Mittwoch, 14.06.2017

Das Kindeswohl gilt als Kriterium, wann der Staat in das Erziehungsrecht der Sorgeberechtigten eingreifen darf. Wird das körperliche, geistige oder seelische Wohlbefinden des Kindes bedroht, schreiten Jugendamt und Familiengericht ein.  

Die Gefährdung des Kindeswohls ist der einzige Fall, in dem der Staat ermächtigt ist, in die Erziehung durch die Eltern einzugreifen. Wenn das Sorgerecht vernachlässigt oder zum Schaden des Kindes ausgeübt wird, kann die Unterbringung in Pflegefamilien oder Heimen angeordnet werden. Jugendämter und Familiengerichte nehmen diese Wächterfunktionen des Staates wahr. Auch nach Scheidungen steht das Kindeswohl häufig im Mittelpunkt, wenn die Eltern sich streiten, bei wem das Kind künftig aufwächst.

Was gehört zum Kindeswohl?

Beim Kindeswohl wird das Wohlergehen eines Kindes oder Jugendlichen in seiner Gesamtheit betrachtet. Dazu gehören die aktuelle Situation ebenso wie die Vergangenheit und der Blick auf die gesunde Entwicklung in körperlicher, geistiger und seelischer Hinsicht. Die intellektuelle Förderung wird nach deutscher Rechtssprechung beim Kindeswohl nicht explizit berücksichtigt. Soziale Kontakte zu anderen Familienangehörigen, die gewohnte Umgebung und Schule hingegen werden bei Streitigkeiten um das Sorgerecht des Minderjährigen mit in Betracht gezogen.

Wann liegt Gefährdung vor?

Die Familiengerichte müssen in jedem Fall abwägen, ob und in welcher Schwere eine Verletzung des Kindeswohls vorliegt oder zu befürchten ist. Nur bei erheblicher Gefährdung darf der Staat einschreiten.

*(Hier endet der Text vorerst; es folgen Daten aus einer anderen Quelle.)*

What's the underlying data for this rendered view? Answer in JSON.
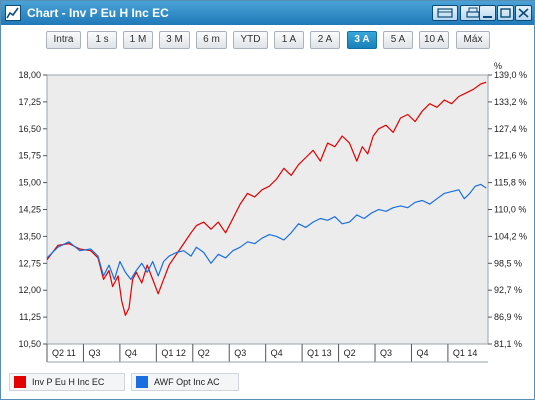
{
  "window": {
    "title": "Chart - Inv P Eu H Inc EC"
  },
  "range_buttons": [
    "Intra",
    "1 s",
    "1 M",
    "3 M",
    "6 m",
    "YTD",
    "1 A",
    "2 A",
    "3 A",
    "5 A",
    "10 A",
    "Máx"
  ],
  "active_range": "3 A",
  "colors": {
    "series1": "#e30000",
    "series2": "#1a6fe0",
    "plot_bg": "#ececec",
    "title_bar": "#1f79b8",
    "active_button": "#1880b8"
  },
  "icons": {
    "app": "line-chart-icon",
    "buttons": [
      "restore-layout-icon",
      "print-icon",
      "minimize-icon",
      "maximize-icon",
      "close-icon"
    ]
  },
  "chart_data": {
    "type": "line",
    "xlabel": "",
    "ylabel_left": "",
    "ylabel_right": "%",
    "ylim_left": [
      10.5,
      18.0
    ],
    "ylim_right": [
      81.1,
      139.0
    ],
    "left_ticks": [
      "18,00",
      "17,25",
      "16,50",
      "15,75",
      "15,00",
      "14,25",
      "13,50",
      "12,75",
      "12,00",
      "11,25",
      "10,50"
    ],
    "right_ticks": [
      "139,0 %",
      "133,2 %",
      "127,4 %",
      "121,6 %",
      "115,8 %",
      "110,0 %",
      "104,2 %",
      "98,5 %",
      "92,7 %",
      "86,9 %",
      "81,1 %"
    ],
    "x_ticks": [
      "Q2 11",
      "Q3",
      "Q4",
      "Q1 12",
      "Q2",
      "Q3",
      "Q4",
      "Q1 13",
      "Q2",
      "Q3",
      "Q4",
      "Q1 14"
    ],
    "x_range": [
      0,
      12.1
    ],
    "grid": false,
    "legend_placement": "bottom-left",
    "series": [
      {
        "name": "Inv P Eu H Inc EC",
        "axis": "left",
        "x": [
          0,
          0.3,
          0.6,
          0.9,
          1.2,
          1.4,
          1.55,
          1.7,
          1.8,
          1.95,
          2.05,
          2.15,
          2.25,
          2.35,
          2.45,
          2.6,
          2.75,
          2.9,
          3.05,
          3.2,
          3.35,
          3.55,
          3.75,
          3.95,
          4.1,
          4.3,
          4.5,
          4.7,
          4.9,
          5.1,
          5.3,
          5.5,
          5.7,
          5.9,
          6.1,
          6.3,
          6.5,
          6.7,
          6.9,
          7.1,
          7.3,
          7.5,
          7.7,
          7.9,
          8.1,
          8.3,
          8.5,
          8.65,
          8.8,
          8.95,
          9.1,
          9.3,
          9.5,
          9.7,
          9.9,
          10.1,
          10.3,
          10.5,
          10.7,
          10.9,
          11.1,
          11.3,
          11.5,
          11.7,
          11.9,
          12.05
        ],
        "y": [
          12.85,
          13.25,
          13.3,
          13.15,
          13.1,
          12.9,
          12.3,
          12.55,
          12.1,
          12.4,
          11.7,
          11.3,
          11.5,
          12.3,
          12.5,
          12.2,
          12.7,
          12.3,
          11.9,
          12.3,
          12.7,
          13.0,
          13.3,
          13.6,
          13.8,
          13.9,
          13.7,
          13.9,
          13.6,
          14.0,
          14.4,
          14.7,
          14.6,
          14.8,
          14.9,
          15.1,
          15.4,
          15.2,
          15.5,
          15.7,
          15.9,
          15.6,
          16.1,
          16.0,
          16.3,
          16.1,
          15.6,
          16.0,
          15.8,
          16.3,
          16.5,
          16.6,
          16.4,
          16.8,
          16.9,
          16.7,
          17.0,
          17.2,
          17.1,
          17.3,
          17.2,
          17.4,
          17.5,
          17.6,
          17.75,
          17.8
        ]
      },
      {
        "name": "AWF Opt Inc AC",
        "axis": "left",
        "x": [
          0,
          0.3,
          0.6,
          0.9,
          1.2,
          1.4,
          1.55,
          1.7,
          1.85,
          2.0,
          2.15,
          2.3,
          2.45,
          2.6,
          2.75,
          2.9,
          3.05,
          3.2,
          3.35,
          3.55,
          3.75,
          3.95,
          4.1,
          4.3,
          4.5,
          4.7,
          4.9,
          5.1,
          5.3,
          5.5,
          5.7,
          5.9,
          6.1,
          6.3,
          6.5,
          6.7,
          6.9,
          7.1,
          7.3,
          7.5,
          7.7,
          7.9,
          8.1,
          8.3,
          8.5,
          8.7,
          8.9,
          9.1,
          9.3,
          9.5,
          9.7,
          9.9,
          10.1,
          10.3,
          10.5,
          10.7,
          10.9,
          11.1,
          11.3,
          11.45,
          11.6,
          11.75,
          11.9,
          12.05
        ],
        "y": [
          12.9,
          13.2,
          13.35,
          13.1,
          13.15,
          12.95,
          12.4,
          12.7,
          12.3,
          12.8,
          12.5,
          12.3,
          12.55,
          12.75,
          12.5,
          12.8,
          12.4,
          12.8,
          12.95,
          13.05,
          13.1,
          12.95,
          13.2,
          13.05,
          12.75,
          13.0,
          12.9,
          13.1,
          13.2,
          13.35,
          13.3,
          13.45,
          13.55,
          13.5,
          13.4,
          13.6,
          13.85,
          13.75,
          13.9,
          14.0,
          13.95,
          14.05,
          13.85,
          13.9,
          14.1,
          14.0,
          14.15,
          14.25,
          14.2,
          14.3,
          14.35,
          14.3,
          14.45,
          14.5,
          14.4,
          14.55,
          14.7,
          14.75,
          14.8,
          14.55,
          14.7,
          14.9,
          14.95,
          14.85
        ]
      }
    ]
  }
}
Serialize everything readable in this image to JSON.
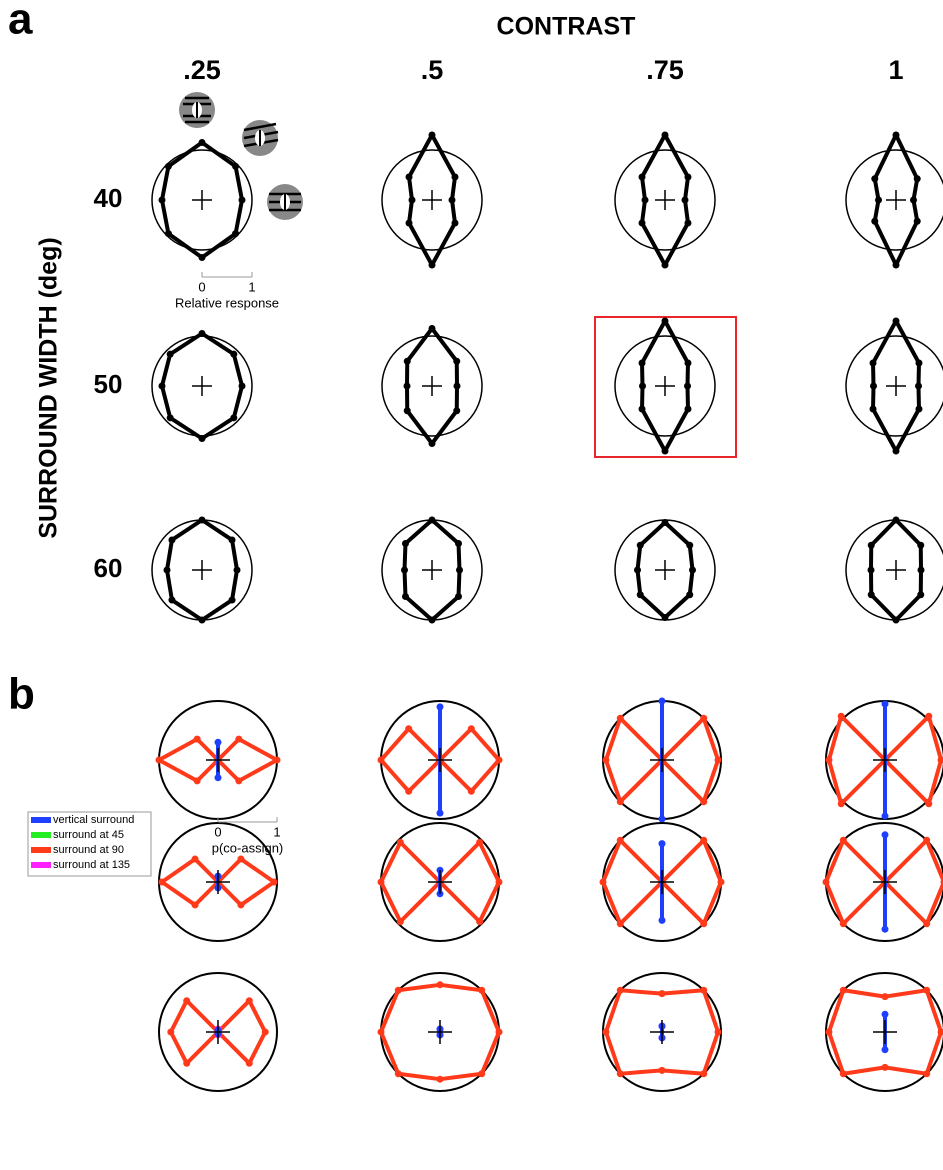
{
  "panel_a": {
    "label": "a",
    "title": "CONTRAST",
    "y_title": "SURROUND WIDTH (deg)",
    "columns": [
      ".25",
      ".5",
      ".75",
      "1"
    ],
    "rows": [
      "40",
      "50",
      "60"
    ],
    "angles": [
      0,
      45,
      90,
      135,
      180,
      225,
      270,
      315
    ],
    "scale_label": "Relative response",
    "scale_ticks": [
      0,
      1
    ],
    "plots": [
      [
        [
          0.8,
          0.95,
          1.15,
          0.95,
          0.8,
          0.95,
          1.15,
          0.95
        ],
        [
          0.4,
          0.65,
          1.3,
          0.65,
          0.4,
          0.65,
          1.3,
          0.65
        ],
        [
          0.4,
          0.65,
          1.3,
          0.65,
          0.4,
          0.65,
          1.3,
          0.65
        ],
        [
          0.35,
          0.6,
          1.3,
          0.6,
          0.35,
          0.6,
          1.3,
          0.6
        ]
      ],
      [
        [
          0.8,
          0.9,
          1.05,
          0.9,
          0.8,
          0.9,
          1.05,
          0.9
        ],
        [
          0.5,
          0.7,
          1.15,
          0.7,
          0.5,
          0.7,
          1.15,
          0.7
        ],
        [
          0.45,
          0.65,
          1.3,
          0.65,
          0.45,
          0.65,
          1.3,
          0.65
        ],
        [
          0.45,
          0.65,
          1.3,
          0.65,
          0.45,
          0.65,
          1.3,
          0.65
        ]
      ],
      [
        [
          0.7,
          0.85,
          1.0,
          0.85,
          0.7,
          0.85,
          1.0,
          0.85
        ],
        [
          0.55,
          0.75,
          1.0,
          0.75,
          0.55,
          0.75,
          1.0,
          0.75
        ],
        [
          0.55,
          0.7,
          0.95,
          0.7,
          0.55,
          0.7,
          0.95,
          0.7
        ],
        [
          0.5,
          0.7,
          1.0,
          0.7,
          0.5,
          0.7,
          1.0,
          0.7
        ]
      ]
    ]
  },
  "panel_b": {
    "label": "b",
    "angles": [
      0,
      45,
      90,
      135,
      180,
      225,
      270,
      315
    ],
    "scale_label": "p(co-assign)",
    "scale_ticks": [
      0,
      1
    ],
    "legend": [
      {
        "name": "vertical surround",
        "color": "#1f3fff"
      },
      {
        "name": "surround at 45",
        "color": "#22ee22"
      },
      {
        "name": "surround at 90",
        "color": "#ff3a1a"
      },
      {
        "name": "surround at 135",
        "color": "#ff22ff"
      }
    ],
    "plots": [
      [
        [
          [
            0,
            0,
            0.3,
            0,
            0,
            0,
            0.3,
            0
          ],
          [
            0,
            0,
            0,
            0,
            0,
            0,
            0,
            0
          ],
          [
            1.0,
            0.5,
            0,
            0.5,
            1.0,
            0.5,
            0,
            0.5
          ],
          [
            0,
            0,
            0,
            0,
            0,
            0,
            0,
            0
          ]
        ],
        [
          [
            0,
            0,
            0.9,
            0,
            0,
            0,
            0.9,
            0
          ],
          [
            0,
            0,
            0,
            0,
            0,
            0,
            0,
            0
          ],
          [
            1.0,
            0.75,
            0,
            0.75,
            1.0,
            0.75,
            0,
            0.75
          ],
          [
            0,
            0,
            0,
            0,
            0,
            0,
            0,
            0
          ]
        ],
        [
          [
            0,
            0,
            1.0,
            0,
            0,
            0,
            1.0,
            0
          ],
          [
            0,
            0,
            0,
            0,
            0,
            0,
            0,
            0
          ],
          [
            0.95,
            1.0,
            0,
            1.0,
            0.95,
            1.0,
            0,
            1.0
          ],
          [
            0,
            0,
            0,
            0,
            0,
            0,
            0,
            0
          ]
        ],
        [
          [
            0,
            0,
            0.95,
            0,
            0,
            0,
            0.95,
            0
          ],
          [
            0,
            0,
            0,
            0,
            0,
            0,
            0,
            0
          ],
          [
            0.95,
            1.05,
            0,
            1.05,
            0.95,
            1.05,
            0,
            1.05
          ],
          [
            0,
            0,
            0,
            0,
            0,
            0,
            0,
            0
          ]
        ]
      ],
      [
        [
          [
            0,
            0,
            0.1,
            0,
            0,
            0,
            0.1,
            0
          ],
          [
            0,
            0,
            0,
            0,
            0,
            0,
            0,
            0
          ],
          [
            0.95,
            0.55,
            0,
            0.55,
            0.95,
            0.55,
            0,
            0.55
          ],
          [
            0,
            0,
            0,
            0,
            0,
            0,
            0,
            0
          ]
        ],
        [
          [
            0,
            0,
            0.2,
            0,
            0,
            0,
            0.2,
            0
          ],
          [
            0,
            0,
            0,
            0,
            0,
            0,
            0,
            0
          ],
          [
            1.0,
            0.95,
            0,
            0.95,
            1.0,
            0.95,
            0,
            0.95
          ],
          [
            0,
            0,
            0,
            0,
            0,
            0,
            0,
            0
          ]
        ],
        [
          [
            0,
            0,
            0.65,
            0,
            0,
            0,
            0.65,
            0
          ],
          [
            0,
            0,
            0,
            0,
            0,
            0,
            0,
            0
          ],
          [
            1.0,
            1.0,
            0,
            1.0,
            1.0,
            1.0,
            0,
            1.0
          ],
          [
            0,
            0,
            0,
            0,
            0,
            0,
            0,
            0
          ]
        ],
        [
          [
            0,
            0,
            0.8,
            0,
            0,
            0,
            0.8,
            0
          ],
          [
            0,
            0,
            0,
            0,
            0,
            0,
            0,
            0
          ],
          [
            1.0,
            1.0,
            0,
            1.0,
            1.0,
            1.0,
            0,
            1.0
          ],
          [
            0,
            0,
            0,
            0,
            0,
            0,
            0,
            0
          ]
        ]
      ],
      [
        [
          [
            0,
            0,
            0.03,
            0,
            0,
            0,
            0.03,
            0
          ],
          [
            0,
            0,
            0,
            0,
            0,
            0,
            0,
            0
          ],
          [
            0.8,
            0.75,
            0,
            0.75,
            0.8,
            0.75,
            0,
            0.75
          ],
          [
            0,
            0,
            0.05,
            0,
            0,
            0,
            0.05,
            0
          ]
        ],
        [
          [
            0,
            0,
            0.05,
            0,
            0,
            0,
            0.05,
            0
          ],
          [
            0,
            0,
            0,
            0,
            0,
            0,
            0,
            0
          ],
          [
            1.0,
            1.0,
            0.8,
            1.0,
            1.0,
            1.0,
            0.8,
            1.0
          ],
          [
            0,
            0,
            0.05,
            0,
            0,
            0,
            0.05,
            0
          ]
        ],
        [
          [
            0,
            0,
            0.1,
            0,
            0,
            0,
            0.1,
            0
          ],
          [
            0,
            0,
            0,
            0,
            0,
            0,
            0,
            0
          ],
          [
            0.95,
            1.0,
            0.65,
            1.0,
            0.95,
            1.0,
            0.65,
            1.0
          ],
          [
            0,
            0,
            0.1,
            0,
            0,
            0,
            0.1,
            0
          ]
        ],
        [
          [
            0,
            0,
            0.3,
            0,
            0,
            0,
            0.3,
            0
          ],
          [
            0,
            0,
            0,
            0,
            0,
            0,
            0,
            0
          ],
          [
            0.95,
            1.0,
            0.6,
            1.0,
            0.95,
            1.0,
            0.6,
            1.0
          ],
          [
            0,
            0,
            0,
            0,
            0,
            0,
            0,
            0
          ]
        ]
      ]
    ]
  }
}
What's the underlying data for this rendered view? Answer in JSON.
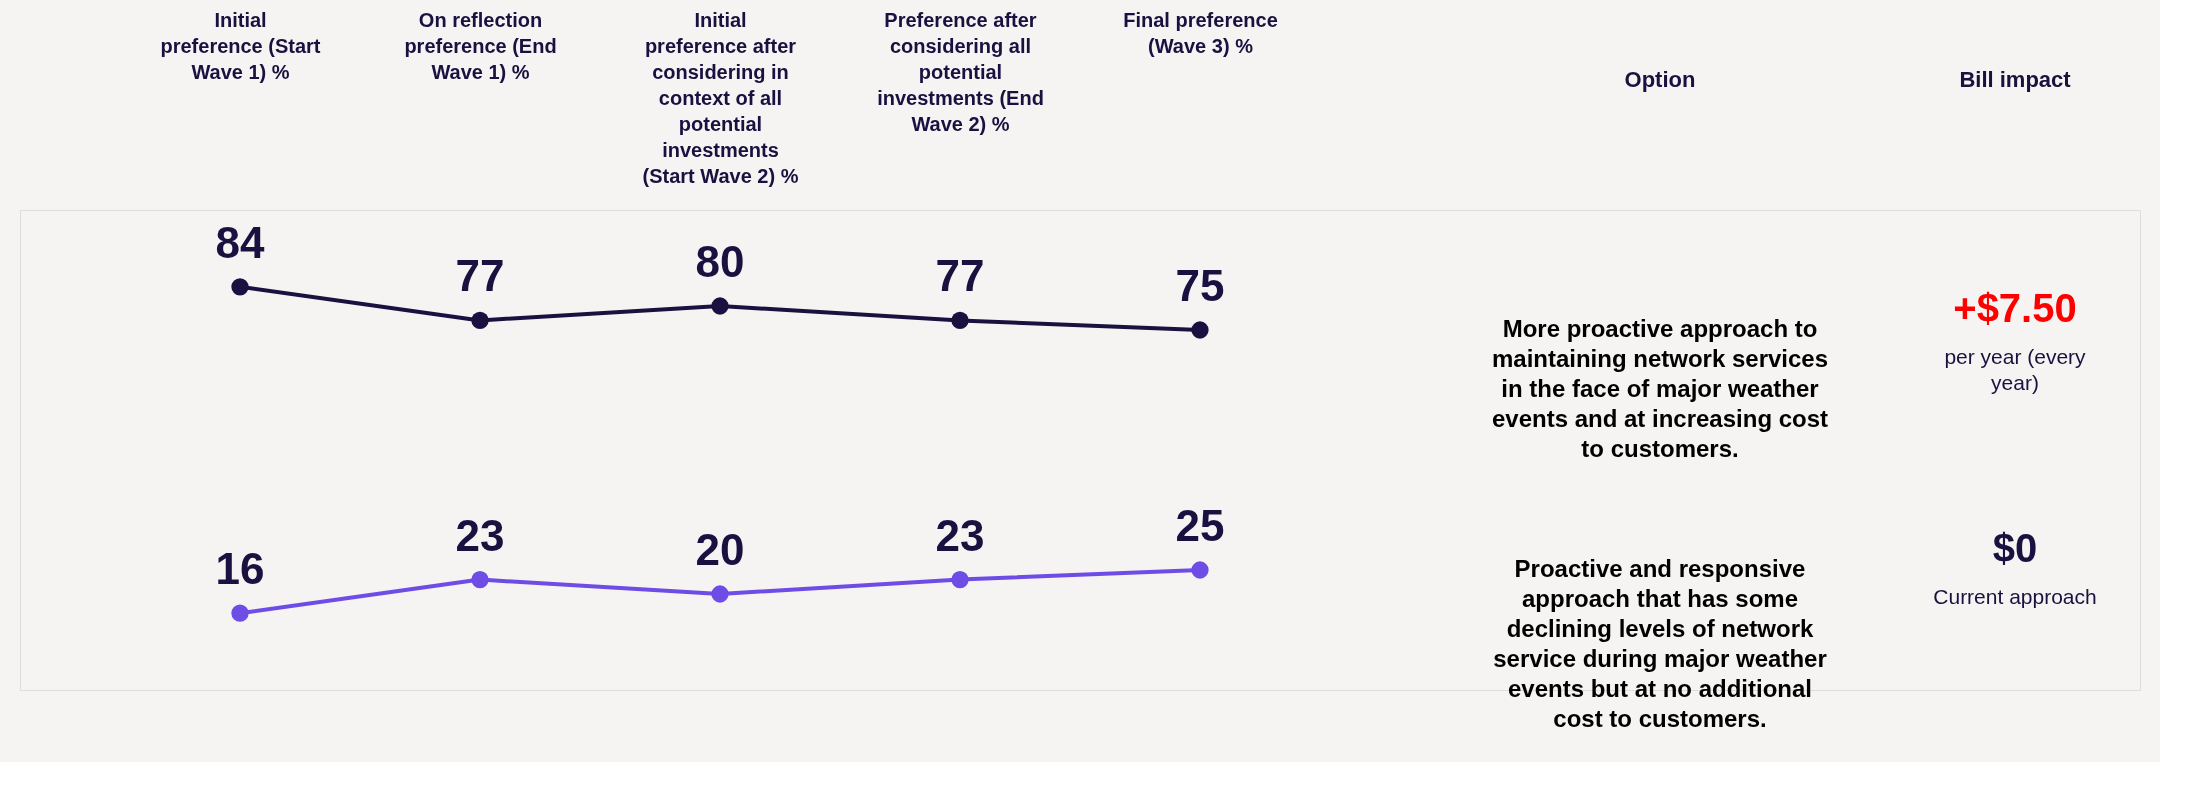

Eine gravierende Beeinträchtigung liegt vor, wenn zeitweilige oder dauerhafte Schädigungen in der Entwicklung des Kindes die Folge sind oder sein könnten. Sowohl durch Taten als auch durch Unterlassen kann das Kindeswohl in Gefahr sein. Auch wenn Eltern nicht aktiv werden, obwohl sie Kenntnis  davon haben, dass Dritte ihrem Kind schaden, verletzen sie ihre Sorgepflicht und damit bewusst das Kindeswohl.